Finding n from a Poisson Approximation

Question

Q. In a certain population, 1 per cent of sheep are brown. How large must a random sample be to ensure that the probability of including at least brown sheep is at least 0.95? (Assume that sampling is with replacement, and use a Poisson approximation.)

I am familiar with using the Poisson distribution to obtain a probability, but this seems to be asking me to do the reverse and I can't wrap my head around it.
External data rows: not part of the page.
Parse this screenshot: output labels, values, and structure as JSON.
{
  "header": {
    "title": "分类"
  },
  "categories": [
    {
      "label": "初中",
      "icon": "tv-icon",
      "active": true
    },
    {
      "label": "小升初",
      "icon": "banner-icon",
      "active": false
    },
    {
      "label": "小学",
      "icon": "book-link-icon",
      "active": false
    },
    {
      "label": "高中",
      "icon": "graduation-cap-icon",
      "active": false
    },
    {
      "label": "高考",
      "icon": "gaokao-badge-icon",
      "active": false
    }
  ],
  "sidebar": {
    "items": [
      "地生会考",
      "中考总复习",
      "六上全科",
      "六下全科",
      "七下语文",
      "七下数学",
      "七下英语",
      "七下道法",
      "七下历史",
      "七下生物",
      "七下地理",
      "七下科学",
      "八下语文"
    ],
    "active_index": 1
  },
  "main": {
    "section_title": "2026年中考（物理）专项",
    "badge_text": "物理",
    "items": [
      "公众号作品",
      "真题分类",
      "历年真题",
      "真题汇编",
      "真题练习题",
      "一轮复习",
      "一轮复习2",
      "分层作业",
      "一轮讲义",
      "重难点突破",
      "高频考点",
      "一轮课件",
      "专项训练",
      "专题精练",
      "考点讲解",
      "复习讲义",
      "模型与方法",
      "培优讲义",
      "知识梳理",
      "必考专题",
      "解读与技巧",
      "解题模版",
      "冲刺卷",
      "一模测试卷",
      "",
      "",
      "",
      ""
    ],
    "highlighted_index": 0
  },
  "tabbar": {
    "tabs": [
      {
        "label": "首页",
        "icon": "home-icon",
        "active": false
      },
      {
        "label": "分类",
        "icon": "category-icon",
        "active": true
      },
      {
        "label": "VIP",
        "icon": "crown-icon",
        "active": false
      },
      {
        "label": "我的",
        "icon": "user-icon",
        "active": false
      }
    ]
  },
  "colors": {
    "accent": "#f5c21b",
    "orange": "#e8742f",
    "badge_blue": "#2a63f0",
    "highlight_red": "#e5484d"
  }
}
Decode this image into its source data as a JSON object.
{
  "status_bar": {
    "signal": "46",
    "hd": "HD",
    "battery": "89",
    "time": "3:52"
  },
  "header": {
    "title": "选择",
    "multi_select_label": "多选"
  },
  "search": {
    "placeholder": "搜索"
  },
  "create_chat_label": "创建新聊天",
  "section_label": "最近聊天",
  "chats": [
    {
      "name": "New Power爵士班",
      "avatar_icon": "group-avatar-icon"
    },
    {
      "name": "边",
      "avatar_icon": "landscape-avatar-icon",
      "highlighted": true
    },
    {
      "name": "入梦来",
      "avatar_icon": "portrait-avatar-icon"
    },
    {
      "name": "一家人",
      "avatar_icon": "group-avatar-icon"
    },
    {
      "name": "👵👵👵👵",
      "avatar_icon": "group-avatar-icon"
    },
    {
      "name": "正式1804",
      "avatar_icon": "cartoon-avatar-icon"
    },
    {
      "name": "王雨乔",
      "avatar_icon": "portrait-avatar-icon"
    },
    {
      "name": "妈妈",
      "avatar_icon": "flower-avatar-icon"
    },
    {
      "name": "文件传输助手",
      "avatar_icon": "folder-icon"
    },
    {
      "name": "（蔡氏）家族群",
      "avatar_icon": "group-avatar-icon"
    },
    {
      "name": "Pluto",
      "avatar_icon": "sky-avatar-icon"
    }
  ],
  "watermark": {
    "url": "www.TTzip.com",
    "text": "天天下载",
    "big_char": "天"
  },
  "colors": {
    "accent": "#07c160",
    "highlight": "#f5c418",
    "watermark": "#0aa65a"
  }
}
My thought process was:

success = brown sheep

Pr(>=1 success out of n trials) >= 0.95

x >= 1

lambda = np = 0.01n

Solve for n using the Poisson equation. But this is algebraically tricky (at my level anyway) and this question was worth very few marks. What am I missing?

Thanks so much.

Answer 1

Using a binomial distribution, we'd be looking at the complement of the probability of getting no brown sheep in $n$ trials. That is, we'd be looking for $n$ such that

$$\binom n 0 p^0 (1-p)^n < 0.05,$$

where $p = 0.01$ is the probability of seeing a brown sheep. With the Poisson approximation, we'd be looking at

$$\frac{\lambda^0 e^{-\lambda}}{0!} = e^{-\lambda} < 0.05,$$

where $\lambda = np$. That amounts to $-\lambda< \log(0.05)$, or $n > 100\log(20) \approx 299.57$. So $n=300$ should do.

---

Contrast this with the direct calculation from the binomial distribution:

$$n\log(1-p) < \log(0.05) \implies n > 298.07$$

In other words, you'd be off by $1$ or $2$ samples using the approximation.

Answer 2

Suppose you are drawing $n$ sheeps randomly, with replacement. If $X$ be the no. of brown sheeps in your random sample, then $X\sim \text{Bin}(n, 0.01).$ And we wish to find (minimum) $n$ such that $\Pr(X\ge 1) \ge 0.95,$ i.e. $\Pr(X=0)\le 0.05.$ It seems that $n$ should be large enough, so we may approximate the distribution of $X$ by a Poisson distribution with mean $\lambda = 0.01n.$ Now, $\Pr(X=0)=e^{-\lambda},$ so we require $e^{-0.01n}\le 0.05$ which gives $n\ge -\frac{\ln(0.05)}{0.01}\approx 299.57,$ i.e. $n\ge 300.$